Re: RDMA/CM and multiple QPs

Parav Pandit <pandit.parav@xxxxxxxxx> · Thu, 10 Sep 2015 23:25:24 +0530

Sorry if you find that I am imposing, but there were not much inputs
on below thoughts in this email chain for abstraction, so iterating
again to see if there is different view now.

I understood the Christoph's requirement is relatively lean where
block-mq's MQ can be bound to CPU and/or to RDMA QP.
That session layer is probably is the right place, to attach the
connection(s) to a session.

Establishing multiple QP is just one part of it.
Bigger challenge is how do we distribute the work request among
multiple QPs specially when STAG advertisements, their invalidation is
agnostic at Verbs layer (which is not part of the IB spec and every
ULP has their own method possibly for good reason).

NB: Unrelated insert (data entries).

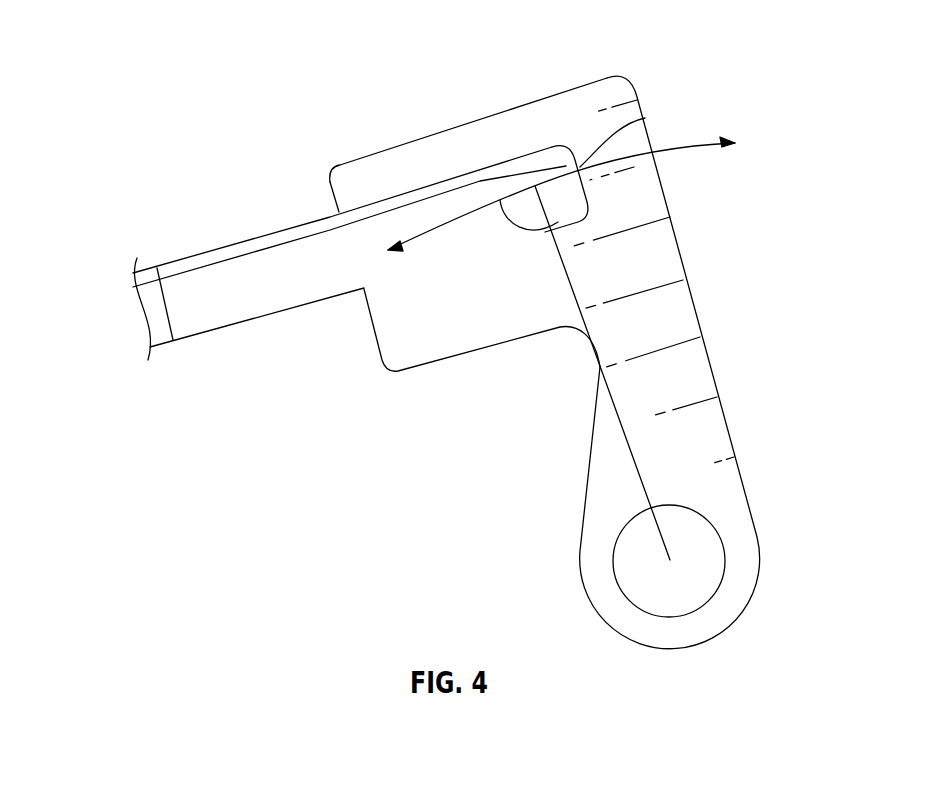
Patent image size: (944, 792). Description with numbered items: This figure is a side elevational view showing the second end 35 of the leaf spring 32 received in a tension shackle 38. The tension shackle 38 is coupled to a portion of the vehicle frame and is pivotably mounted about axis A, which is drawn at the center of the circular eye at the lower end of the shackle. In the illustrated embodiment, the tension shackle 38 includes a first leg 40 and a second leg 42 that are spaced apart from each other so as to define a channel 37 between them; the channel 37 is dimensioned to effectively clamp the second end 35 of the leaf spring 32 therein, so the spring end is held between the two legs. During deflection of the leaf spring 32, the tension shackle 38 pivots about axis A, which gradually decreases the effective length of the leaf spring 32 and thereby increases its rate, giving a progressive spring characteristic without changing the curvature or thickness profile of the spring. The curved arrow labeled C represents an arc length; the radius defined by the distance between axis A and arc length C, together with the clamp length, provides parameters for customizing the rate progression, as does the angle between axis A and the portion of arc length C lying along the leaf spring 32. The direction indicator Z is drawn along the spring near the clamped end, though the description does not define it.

The leaf spring 32 is at (268, 308).
The second end of the leaf spring 35 is at (574, 170).
The channel 37 is at (645, 118).
The tension shackle 38 is at (681, 318).
The first leg 40 is at (467, 140).
The second leg 42 is at (412, 358).
The axis A is at (668, 548).
The arc length C is at (703, 142).
The direction of movement Z is at (532, 228).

Few months back when I was working on this problem; solution we
considered is similar to what networking stack currently does.
As below:

1. instead of having pure ib_send, write, read verbs, invalidate, we
need to have more higher level verbs for data transport.
such send_data, receive_data, advertise data_buffers etc. Of course
keeping zero copy semantics in mind.

2. Perform device aggregation similar to Ethernet netdev link aggregation.
So two ib_device forms the pair on which one or more QPs will be created.
This virtual device provides higher level data transfer APIS than just
raw IB semantics.
By doing so, this layer decides how to advertise memory, when to
invalidate, which QP to use for transport (load balance or failover).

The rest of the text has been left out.